An expert panel convened by the Food and Drug Administration voted 14-1 on Wednesday to recommend withdrawing a preterm pregnancy treatment from the market, saying it does not work. The drugmaker and some patient groups had argued there is evidence to suggest it might work in a narrow population that includes Black women at high risk of giving birth too soon.
Peter Stein, director of the Office of New Drugs at the FDA’s Center for Drug Evaluation and Research, acknowledged in closing arguments clinicians’ arguments about the need for an effective drug to reduce the incidence of preterm birth — a leading cause of infant mortality in the United States. He said the agency agrees with clinicians who testified during three days of hearings on the urgent need for such a drug, but only if the data and science support it — and that is not the case for Makena.
“Hope is a reason to keep looking for options that are effective, whether we find them here or elsewhere,” he said. “Hope is not a reason to take a drug that is not shown to be effective. or keep it on the market.”
The recommendations of the panel of independent advisers are nonbinding, though the agency usually follows its advice. Withdrawing a drug from the market is a highly unusual step.
The three-day hearing was emotional both for members of the public, as well as the panel members of the Obstetrics, Reproductive, and Urologic Drugs Advisory Committee.
Several health groups have supported keeping Makena on the market while further study is done, worried that pulling it could deepen health inequities. “We believe that removing access will have a detrimental impact on the health of women and birthing people at risk of recurrent preterm births and will not impact all women equally,” said Martha Nolan, senior policy adviser at HealthyWomen, nonprofit women’s health group focused on helping women making informed decisions about their care.
Members of the panel, which is made up of maternal health experts, neonatologists, statisticians and other experts, related the difficulty of their decision.
“I’m so disappointed … I wish we weren’t sitting here today,” one member said. Another expressed “deep sadness” about the large trial of Makena that showed no benefit.
Esther Eisenberg, a reproductive endocrinologist, supported withdrawing the drug, “but I’m very conflicted. This is a very very difficult question.”
Cassandra Henderson, a maternal-fetal medicine specialist in New York City who was the sole panel member who argued the large clinical trial showed promise for some patient subgroups and who voted to keep the drug on the market, said she was concerned about the low representation of minority women in the trial, as “we do know race is sort of a surrogate for racism and all the structural inequities.”
Drugmaker Covis Pharma and its backers have argued that the study may have missed its benefits in high-risk populations in the United States because participants were largely Eastern Europe and only 7 percent Black. In a filing with the FDA, the drug company called the latter trial “flawed,” not only because of its racial demographics, but also because the population was low-risk and the women had access to national health-care systems that differ greatly from the complex piecemeal system in the United States.
Raghav Chari, chief innovation officer for Covis, had testified the company was willing to work with the agency to limit Makena’s use to “a higher-risk target population” only and would also agree to stop active promotion of the drug.
He called this a “practical approach” that would enable individual physicians in consultation with their patients to make decisions about whether using the drug might be helpful.
Chari said Covis is committed to conducting additional studies to address questions about the drug’s potential risks and benefits, emphasizing that reducing preterm birth is a public health priority and an area of unmet need in drug development.

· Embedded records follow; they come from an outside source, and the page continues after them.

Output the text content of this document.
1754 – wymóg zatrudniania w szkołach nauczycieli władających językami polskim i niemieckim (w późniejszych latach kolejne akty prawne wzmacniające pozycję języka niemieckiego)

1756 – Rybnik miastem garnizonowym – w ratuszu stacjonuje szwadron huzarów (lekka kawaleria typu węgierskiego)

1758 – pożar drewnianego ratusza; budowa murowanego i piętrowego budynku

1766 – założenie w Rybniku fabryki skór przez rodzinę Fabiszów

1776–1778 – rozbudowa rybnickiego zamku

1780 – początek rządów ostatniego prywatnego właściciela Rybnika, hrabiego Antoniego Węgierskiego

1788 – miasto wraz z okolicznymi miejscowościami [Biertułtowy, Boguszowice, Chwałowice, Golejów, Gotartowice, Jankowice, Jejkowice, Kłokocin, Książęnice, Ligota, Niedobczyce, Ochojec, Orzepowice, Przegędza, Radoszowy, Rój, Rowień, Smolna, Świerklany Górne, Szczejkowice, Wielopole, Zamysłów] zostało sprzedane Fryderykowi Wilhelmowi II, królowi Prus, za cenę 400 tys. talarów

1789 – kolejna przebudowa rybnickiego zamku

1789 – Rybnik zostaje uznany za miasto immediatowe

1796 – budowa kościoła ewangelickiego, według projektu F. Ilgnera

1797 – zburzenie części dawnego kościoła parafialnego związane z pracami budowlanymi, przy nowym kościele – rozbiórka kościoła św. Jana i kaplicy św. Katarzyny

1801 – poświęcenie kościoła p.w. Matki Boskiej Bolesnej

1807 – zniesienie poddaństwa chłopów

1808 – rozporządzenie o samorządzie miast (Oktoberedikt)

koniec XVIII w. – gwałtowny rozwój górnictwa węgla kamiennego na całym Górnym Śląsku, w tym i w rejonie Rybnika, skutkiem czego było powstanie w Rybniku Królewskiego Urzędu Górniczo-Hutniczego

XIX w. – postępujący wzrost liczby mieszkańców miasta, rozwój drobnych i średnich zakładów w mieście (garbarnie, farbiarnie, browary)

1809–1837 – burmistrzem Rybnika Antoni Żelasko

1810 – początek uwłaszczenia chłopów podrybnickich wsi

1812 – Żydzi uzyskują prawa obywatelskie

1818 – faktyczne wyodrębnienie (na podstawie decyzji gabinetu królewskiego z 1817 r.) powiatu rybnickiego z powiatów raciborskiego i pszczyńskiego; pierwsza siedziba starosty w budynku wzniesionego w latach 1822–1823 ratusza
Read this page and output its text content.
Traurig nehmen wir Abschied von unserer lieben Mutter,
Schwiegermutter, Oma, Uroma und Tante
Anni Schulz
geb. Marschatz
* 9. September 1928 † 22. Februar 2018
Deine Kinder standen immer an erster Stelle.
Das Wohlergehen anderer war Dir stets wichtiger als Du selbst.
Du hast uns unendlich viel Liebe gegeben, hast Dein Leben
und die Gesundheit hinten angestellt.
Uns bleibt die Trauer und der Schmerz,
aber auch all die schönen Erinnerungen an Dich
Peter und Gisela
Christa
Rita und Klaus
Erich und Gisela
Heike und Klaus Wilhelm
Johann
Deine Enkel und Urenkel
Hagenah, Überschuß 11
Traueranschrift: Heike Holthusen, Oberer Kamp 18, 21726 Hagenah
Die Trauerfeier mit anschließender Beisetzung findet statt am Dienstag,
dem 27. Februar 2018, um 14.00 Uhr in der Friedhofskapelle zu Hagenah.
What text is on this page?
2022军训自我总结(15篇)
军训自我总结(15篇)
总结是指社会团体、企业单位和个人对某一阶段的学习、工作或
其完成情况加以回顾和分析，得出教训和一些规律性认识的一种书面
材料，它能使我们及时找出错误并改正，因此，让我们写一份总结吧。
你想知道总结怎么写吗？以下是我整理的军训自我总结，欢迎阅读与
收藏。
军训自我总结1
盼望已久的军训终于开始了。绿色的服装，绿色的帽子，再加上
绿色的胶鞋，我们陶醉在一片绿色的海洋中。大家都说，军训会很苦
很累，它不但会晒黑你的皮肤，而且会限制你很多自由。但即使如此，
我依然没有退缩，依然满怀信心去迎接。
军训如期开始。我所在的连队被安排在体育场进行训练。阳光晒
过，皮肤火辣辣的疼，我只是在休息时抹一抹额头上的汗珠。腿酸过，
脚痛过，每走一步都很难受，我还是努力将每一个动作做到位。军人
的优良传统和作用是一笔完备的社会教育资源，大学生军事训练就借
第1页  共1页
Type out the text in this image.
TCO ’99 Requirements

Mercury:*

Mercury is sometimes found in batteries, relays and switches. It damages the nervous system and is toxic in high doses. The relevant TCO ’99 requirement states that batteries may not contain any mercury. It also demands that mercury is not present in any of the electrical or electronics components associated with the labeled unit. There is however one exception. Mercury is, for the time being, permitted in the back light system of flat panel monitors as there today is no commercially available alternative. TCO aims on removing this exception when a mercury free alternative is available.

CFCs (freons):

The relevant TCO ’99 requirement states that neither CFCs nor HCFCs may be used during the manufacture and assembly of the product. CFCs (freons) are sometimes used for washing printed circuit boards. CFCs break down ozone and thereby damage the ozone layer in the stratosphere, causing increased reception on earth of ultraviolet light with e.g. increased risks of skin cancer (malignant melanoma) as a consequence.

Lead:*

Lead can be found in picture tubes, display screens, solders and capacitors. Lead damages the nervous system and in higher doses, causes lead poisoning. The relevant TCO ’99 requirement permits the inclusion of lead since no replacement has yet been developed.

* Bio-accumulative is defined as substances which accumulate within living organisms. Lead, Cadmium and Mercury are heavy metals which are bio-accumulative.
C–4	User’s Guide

“We are not proposing that race biologically differentiates patients,” he said Wednesday. “At the same time, it is well-documented that preterm birth disproportionately impacts women who are Black and other minorities in the United States. These and other social determinants of risk are factors in defining the higher-risk population where Makena is most likely to be effective.”
But Joseph Alukal, a urologist who is director of men’s health at Columbia/NewYork-Presbyterian, suggested the racial inequity argument “implies the drug is effective and implies the drug is safe” when we do not actually have an answer on that.
Mark Hudak, a neonatologist the University of Florida College of Medicine, said he is “sensitive to the disparity issues that have been raised.” However, he said allowing Makena to remain on the market is not appropriate and would result in “complete regulatory chaos.”
Makena was approved by the FDA in 2011 under an accelerated approval program for drugs that treat serious conditions for which there are no treatments. The drugmakers are then required to conduct studies confirming the drug’s benefits to continue selling the medication. But the debate over Makena’s effectiveness more than a decade after its approval underscores the complexities of that program, highlighting how it can take the agency years to pull a drug from the market even if officials believe it’s ineffective.
In the case of Makena, the FDA’s Center for Drug Evaluation and Research proposed withdrawing it from the market in October 2020 — a move that followed an expert advisory panel’s 9-7 vote a year earlier to pull it from the market based on disappointing results from a large confirmatory study. But regulatory requirements, as well as the pandemic, have slowed the process.
The FDA’s Stein argued that leaving Makena on the market for a narrowed use would “upend the intention of the accelerated pathway.” He argued that “absent evidence of effectiveness, we are only left with risk. The benefit-risk balance for Makena is not favorable.”